I opened my mouth to tell him the reason she’d gone there, but decided that any reason that I knew before he did could only make things worse. I clammed, watched the gun, and waited. He went on, almost sobbing, to tell the ride he had taken, “for hours, through a drizzling rain, to Annapolis. To Solomons. To La Plata. Any place, to try and deaden the torture in my heart. No use. No use. No use!

By now he didn’t even try to hide the tears in his eyes, but reached around with his left to his right-hand hip pocket, got his handkerchief out, and wiped them off. Then he told of how he’d come home, and then in the morning had kept his promise. He said: “I went to the bank, got the confession out, and came with it here, to give you. I called, but you weren’t around, and I went to my desk for an envelope, so I could leave it, in your room some place, where you’d be sure to find it. And there, in my desk drawer, looking at me, was this gun. Duke, do you know whose it is?”

I had the shivers so bad, from realizing that all this must have been while she and I were out back, holding hands in her car, that I was a little late when I said: “...My gun, I imagine.”

“Your gun, Duke, that Officer Daniel took off you, the gun I made him give me, with the confession you’d given, that morning down in Marlboro, to assure you complete protection. That gun, this gun, looked up to mock me.”

“Mr. Val, I don’t get the point.”

“It told me, this forty-five did, what one man had done. One gallant man, I thought. A thing beyond me, as I haven’t the strength. But the gun would give me strength. With it I could do what in my heart I knew I must. I sat down. I thought it out. I tore your signature off the confession. I enclosed it in an envelope, put it in the drawer. I took the gun out. I drove to Cheverly. I lost my nerve. I drove to Marlboro, to Glen Burnie, all over, as I had during the night. I drove to Cheverly again.”

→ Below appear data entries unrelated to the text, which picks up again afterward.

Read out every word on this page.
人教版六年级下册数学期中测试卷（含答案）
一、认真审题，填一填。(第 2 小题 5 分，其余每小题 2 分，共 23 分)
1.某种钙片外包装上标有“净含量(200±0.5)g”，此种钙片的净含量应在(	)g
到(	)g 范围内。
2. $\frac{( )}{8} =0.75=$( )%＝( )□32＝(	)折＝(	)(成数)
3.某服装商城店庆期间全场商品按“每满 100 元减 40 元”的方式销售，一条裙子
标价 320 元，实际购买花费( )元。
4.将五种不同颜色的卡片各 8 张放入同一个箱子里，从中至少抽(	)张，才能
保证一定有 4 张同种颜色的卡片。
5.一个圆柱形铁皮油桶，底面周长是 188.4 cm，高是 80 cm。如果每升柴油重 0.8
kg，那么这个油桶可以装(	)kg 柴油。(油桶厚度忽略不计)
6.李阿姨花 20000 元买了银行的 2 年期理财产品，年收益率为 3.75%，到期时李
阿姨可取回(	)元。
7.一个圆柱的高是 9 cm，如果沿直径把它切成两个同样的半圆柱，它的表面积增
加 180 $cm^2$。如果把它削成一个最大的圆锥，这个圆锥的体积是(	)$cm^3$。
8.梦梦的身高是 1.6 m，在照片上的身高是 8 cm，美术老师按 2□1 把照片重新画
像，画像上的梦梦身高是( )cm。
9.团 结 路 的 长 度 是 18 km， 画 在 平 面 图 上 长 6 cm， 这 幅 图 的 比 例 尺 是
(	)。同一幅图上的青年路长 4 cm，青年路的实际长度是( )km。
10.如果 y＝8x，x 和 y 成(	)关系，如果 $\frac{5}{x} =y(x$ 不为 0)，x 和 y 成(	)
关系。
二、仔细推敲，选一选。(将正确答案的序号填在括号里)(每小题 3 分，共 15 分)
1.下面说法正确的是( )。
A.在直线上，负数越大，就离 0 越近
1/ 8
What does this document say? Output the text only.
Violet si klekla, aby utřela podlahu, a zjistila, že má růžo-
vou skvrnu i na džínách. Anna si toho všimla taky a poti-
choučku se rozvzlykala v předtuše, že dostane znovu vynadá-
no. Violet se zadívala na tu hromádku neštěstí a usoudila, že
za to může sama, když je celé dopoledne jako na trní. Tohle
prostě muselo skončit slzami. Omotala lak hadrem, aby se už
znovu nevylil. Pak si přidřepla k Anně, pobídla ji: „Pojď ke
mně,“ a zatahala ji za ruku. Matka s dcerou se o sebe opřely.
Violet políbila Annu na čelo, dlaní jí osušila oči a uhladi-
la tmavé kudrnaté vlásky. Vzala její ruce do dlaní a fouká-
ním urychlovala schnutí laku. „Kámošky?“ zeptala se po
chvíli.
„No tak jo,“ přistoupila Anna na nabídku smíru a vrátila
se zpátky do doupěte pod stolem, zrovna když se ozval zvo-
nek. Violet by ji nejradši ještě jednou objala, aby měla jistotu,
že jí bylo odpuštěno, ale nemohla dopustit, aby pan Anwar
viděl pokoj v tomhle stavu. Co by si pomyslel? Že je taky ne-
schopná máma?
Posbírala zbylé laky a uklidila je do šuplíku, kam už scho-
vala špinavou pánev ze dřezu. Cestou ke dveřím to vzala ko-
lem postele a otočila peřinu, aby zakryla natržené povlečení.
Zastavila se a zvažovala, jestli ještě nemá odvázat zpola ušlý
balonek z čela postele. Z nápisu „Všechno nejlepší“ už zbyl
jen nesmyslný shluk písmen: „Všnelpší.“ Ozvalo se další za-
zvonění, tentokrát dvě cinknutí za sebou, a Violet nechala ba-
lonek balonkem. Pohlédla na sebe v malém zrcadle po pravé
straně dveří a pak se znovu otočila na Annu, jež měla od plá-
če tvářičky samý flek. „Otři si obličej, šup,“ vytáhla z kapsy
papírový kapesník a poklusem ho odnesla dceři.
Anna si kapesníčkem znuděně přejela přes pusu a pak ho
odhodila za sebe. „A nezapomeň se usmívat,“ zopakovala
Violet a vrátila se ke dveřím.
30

He stopped, sobbed, stared at the gun, went in kind of a trance. I asked him: “Have you killed Lippert?”

“No, thank God, no.”

He seemed to shrivel as he sat there, pitying himself for “being inspired by a god, a god who turned into a rat — by you, Duke, that’s the horror of it.” Little as I pitied him, and bad as he had me scared, I caught something in his eyes just the same, that I knew most men never feel, of torture, at being fooled, at having his power mocked, that for a second or two changed him from a bedbug into a guy, and a terrific guy at that. But then all that was gone, when he began working me over, all he had done to help me: “—for your own good, Duke. Just to help you go straight. Out of the goodness of my heart.”

“You sure got a heart and a half.”

He jumped up, ran around the table, chocked the gun in my ribs, and said apologize. I clipped him, bouncing him off the table, so it rocked around on the rug. But it was just an uppercut, pulled up from a sitting position, and he didn’t really go out. Quick as I jumped for the gun, he was quicker with his roll, so he fetched up against the wall, the gun still leveled at me. He screamed back up and I backed, but had gained a little at that. If plugging me was the idea, why hadn’t he already done it? He had to have more on his mind, and I could risk one pitch to uncover it. I said: “You didn’t kill Lippert, then. If not, why not?”